3.3.7 Uji Kemurnian Hasil Isolasi dengan Kromatografi Lapis Tipis (KLT)

Uji kemurnian pasta dilakukan dengan kromatografi lapis tipis dengan menggunakan fasa diam silika gel 60 F254 dengan fasa gerak n-heksana:etil asetat 80:20 (v/v).

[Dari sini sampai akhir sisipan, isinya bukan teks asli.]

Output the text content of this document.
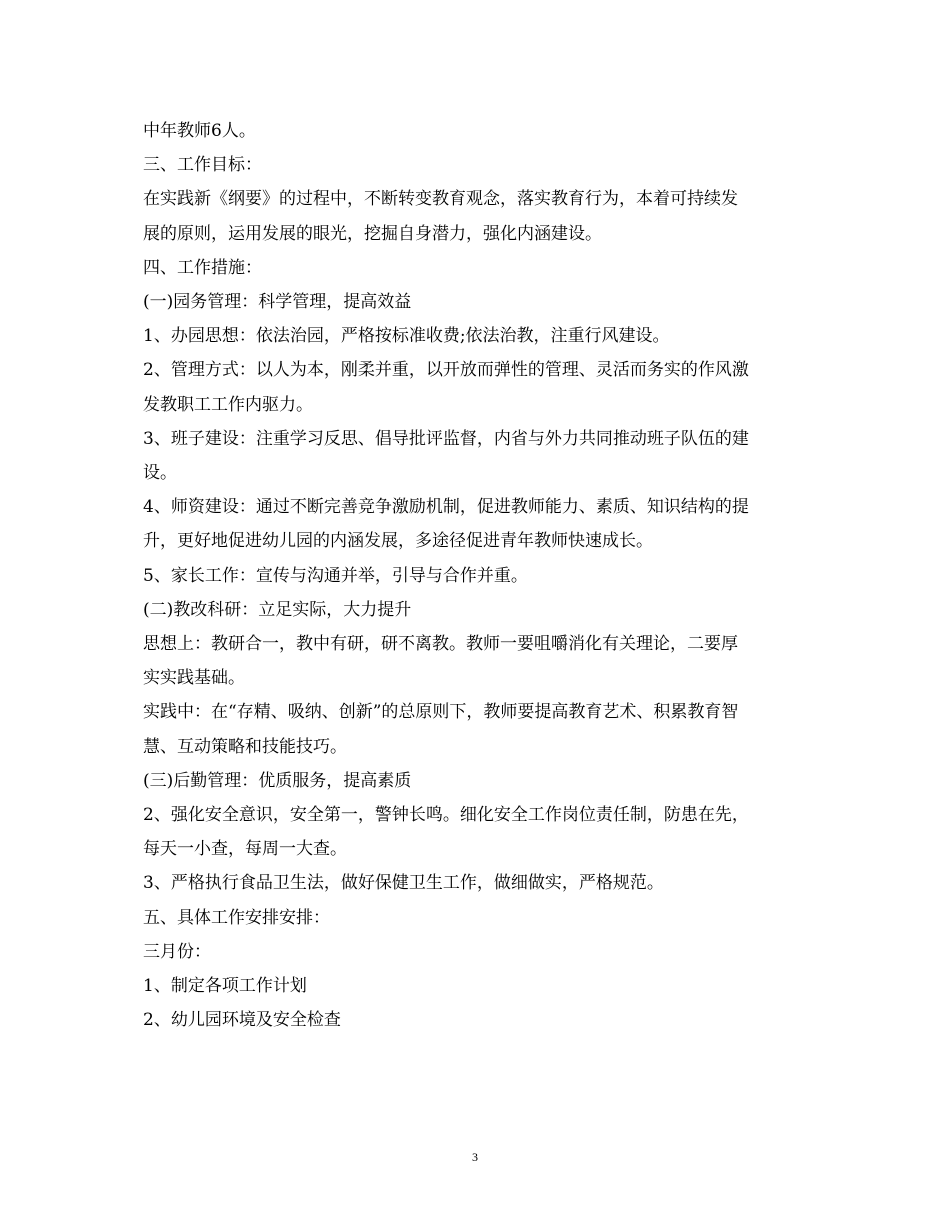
中年教师6人。

三、工作目标：

在实践新《纲要》的过程中，不断转变教育观念，落实教育行为，本着可持续发
展的原则，运用发展的眼光，挖掘自身潜力，强化内涵建设。

四、工作措施：

(一)园务管理：科学管理，提高效益

1、办园思想：依法治园，严格按标准收费;依法治教，注重行风建设。

2、管理方式：以人为本，刚柔并重，以开放而弹性的管理、灵活而务实的作风激
发教职工工作内驱力。

3、班子建设：注重学习反思、倡导批评监督，内省与外力共同推动班子队伍的建
设。

4、师资建设：通过不断完善竞争激励机制，促进教师能力、素质、知识结构的提
升，更好地促进幼儿园的内涵发展，多途径促进青年教师快速成长。

5、家长工作：宣传与沟通并举，引导与合作并重。

(二)教改科研：立足实际，大力提升

思想上：教研合一，教中有研，研不离教。教师一要咀嚼消化有关理论，二要厚
实实践基础。

实践中：在“存精、吸纳、创新”的总原则下，教师要提高教育艺术、积累教育智
慧、互动策略和技能技巧。

(三)后勤管理：优质服务，提高素质

2、强化安全意识，安全第一，警钟长鸣。细化安全工作岗位责任制，防患在先，
每天一小查，每周一大查。

3、严格执行食品卫生法，做好保健卫生工作，做细做实，严格规范。

五、具体工作安排安排：

三月份：

1、制定各项工作计划

2、幼儿园环境及安全检查

3
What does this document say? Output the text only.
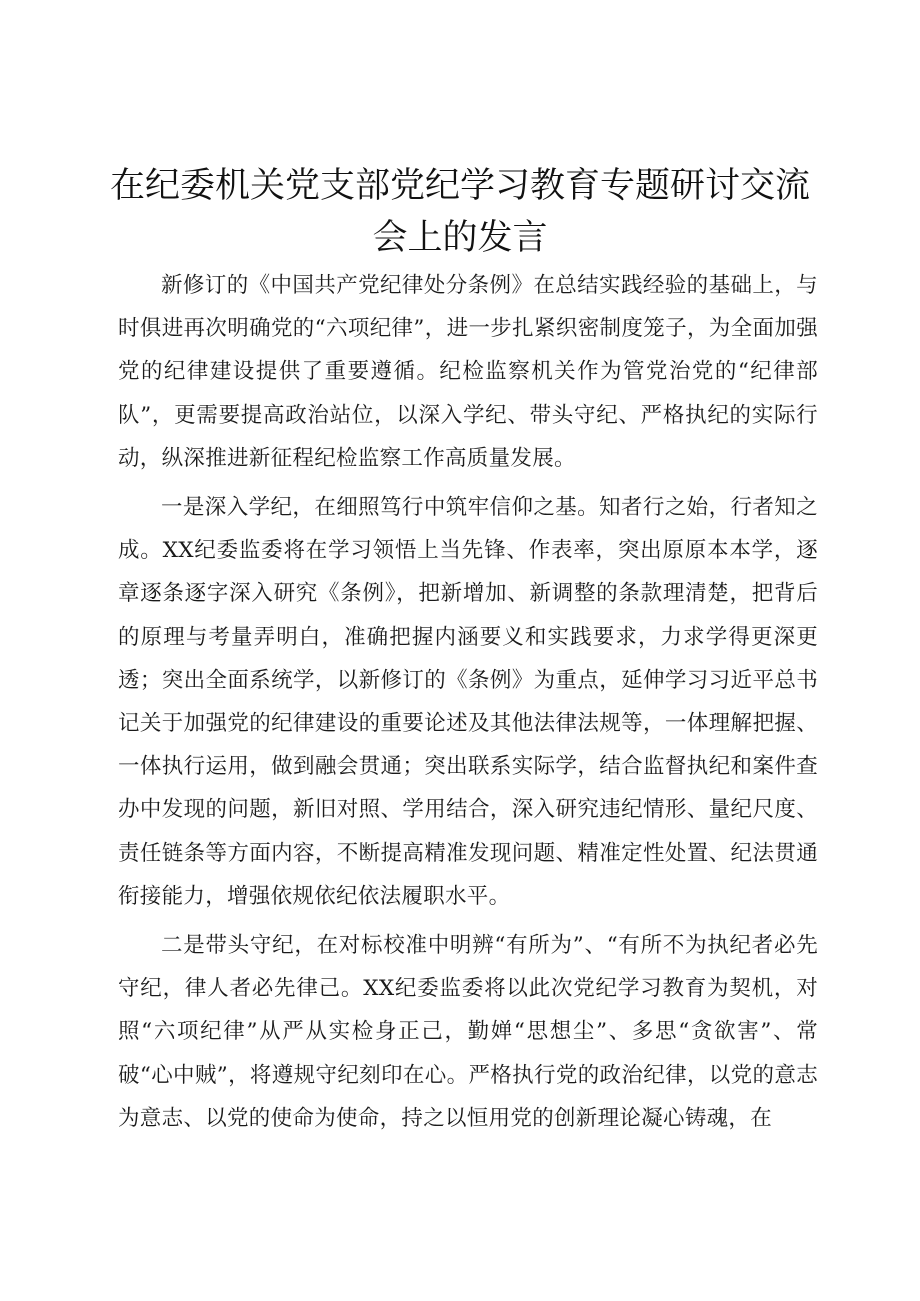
在纪委机关党支部党纪学习教育专题研讨交流
会上的发言

新修订的《中国共产党纪律处分条例》在总结实践经验的基础上，与时俱进再次明确党的“六项纪律”，进一步扎紧织密制度笼子，为全面加强党的纪律建设提供了重要遵循。纪检监察机关作为管党治党的“纪律部队”，更需要提高政治站位，以深入学纪、带头守纪、严格执纪的实际行动，纵深推进新征程纪检监察工作高质量发展。

一是深入学纪，在细照笃行中筑牢信仰之基。知者行之始，行者知之成。XX纪委监委将在学习领悟上当先锋、作表率，突出原原本本学，逐章逐条逐字深入研究《条例》，把新增加、新调整的条款理清楚，把背后的原理与考量弄明白，准确把握内涵要义和实践要求，力求学得更深更透；突出全面系统学，以新修订的《条例》为重点，延伸学习习近平总书记关于加强党的纪律建设的重要论述及其他法律法规等，一体理解把握、一体执行运用，做到融会贯通；突出联系实际学，结合监督执纪和案件查办中发现的问题，新旧对照、学用结合，深入研究违纪情形、量纪尺度、责任链条等方面内容，不断提高精准发现问题、精准定性处置、纪法贯通衔接能力，增强依规依纪依法履职水平。

二是带头守纪，在对标校准中明辨“有所为”、“有所不为执纪者必先守纪，律人者必先律己。XX纪委监委将以此次党纪学习教育为契机，对照“六项纪律”从严从实检身正己，勤婵“思想尘”、多思“贪欲害”、常破“心中贼”，将遵规守纪刻印在心。严格执行党的政治纪律，以党的意志为意志、以党的使命为使命，持之以恒用党的创新理论凝心铸魂，在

Dimasukkan 10 mL larutan fasa gerak ke dalam bejana kromatografi lapis tipis, lalu dijenuhkan. Ditotolkan pasta yang sebelumnya dilarutkan dengan kloroform pada plat KLT. Dimasukkan plat KLT tersebut ke dalam bejana kromatografi lapis tipis yang telah jenuh. Setelah pelarut fasa gerak merembes sampai batas tanda, plat KLT dikeluarkan dari bejana, dikeringkan, diamati di bawah sinar UV, dan difiksasi dengan menggunakan pereaksi FeCl3 5% dalam metanol menghasilkan bercak berwarna hitam yang menunjukkan adanya senyawa flavonoida.

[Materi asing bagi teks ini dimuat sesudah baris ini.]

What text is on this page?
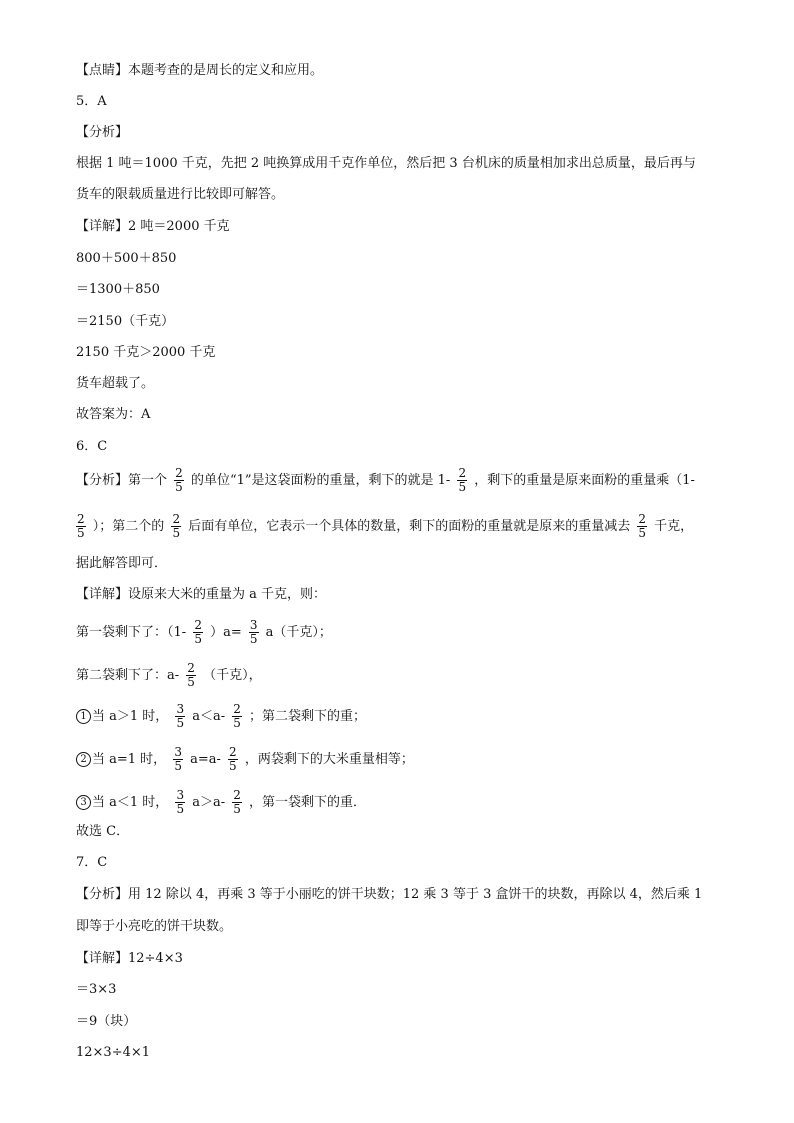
【点睛】本题考查的是周长的定义和应用。
5．A
【分析】
根据 1 吨＝1000 千克，先把 2 吨换算成用千克作单位，然后把 3 台机床的质量相加求出总质量，最后再与
货车的限载质量进行比较即可解答。
【详解】2 吨＝2000 千克
800＋500＋850
＝1300＋850
＝2150（千克）
2150 千克＞2000 千克
货车超载了。
故答案为：A
6．C
【分析】第一个 $\frac{2}{5}$ 的单位“1”是这袋面粉的重量，剩下的就是 $1- \frac{2}{5}$ ，剩下的重量是原来面粉的重量乘（1-
$\frac{2}{5}$ ）；第二个的 $\frac{2}{5}$ 后面有单位，它表示一个具体的数量，剩下的面粉的重量就是原来的重量减去 $\frac{2}{5}$ 千克，
据此解答即可．
【详解】设原来大米的重量为 a 千克，则：
第一袋剩下了：$(1- \frac{2}{5} )a= \frac{3}{5} a$（千克）；
第二袋剩下了：$a- \frac{2}{5}$ （千克），
1 当 a＞1 时， $\frac{3}{5} a<a- \frac{2}{5}$ ；第二袋剩下的重；
2 当 a=1 时， $\frac{3}{5} a=a- \frac{2}{5}$ ，两袋剩下的大米重量相等；
3 当 a＜1 时， $\frac{3}{5} a>a- \frac{2}{5}$ ，第一袋剩下的重．
故选 C．
7．C
【分析】用 12 除以 4，再乘 3 等于小丽吃的饼干块数；12 乘 3 等于 3 盒饼干的块数，再除以 4，然后乘 1
即等于小亮吃的饼干块数。
【详解】12÷4×3
＝3×3
＝9（块）
12×3÷4×1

3.3.8 Identifikasi Senyawa Hasil Isolasi

3.3.8.1 Identifikasi dengan Spektrofotometer UV-Visible

Analisis dengan alat Spektrofotometer UV-Visible diperoleh dari Laboratorium Pusat Penelitian Kimia – LIPI, Kawasan PUSPITEK Serpong, Tangerang dengan menggunakan metanol sebagai pelarut ( Gambar 4.1).

3.3.8.2 Identifikasi dengan Spektrofotometer Inframerah (FT-IR)

Analisis dengan alat Spektrofotometer FT-IR diperoleh dari Laboratorium Pusat Penelitian Kimia – LIPI, Kawasan PUSPITEK Serpong, Tangerang dengan menggunakan KBr sebagai pelarut ( Gambar 4.2).

3.3.8.3 Identifikasi dengan Spektrometer Resonansi Magnetik Inti Proton (1H- NMR)

Analisis dengan alat Spektrometer 1H-NMR diperoleh dari Laboratorium Pusat Penelitian Kimia – LIPI, Kawasan PUSPITEK Serpong, Tangerang dengan menggunakan Aseton sebagai pelarut (Gambar 4.3).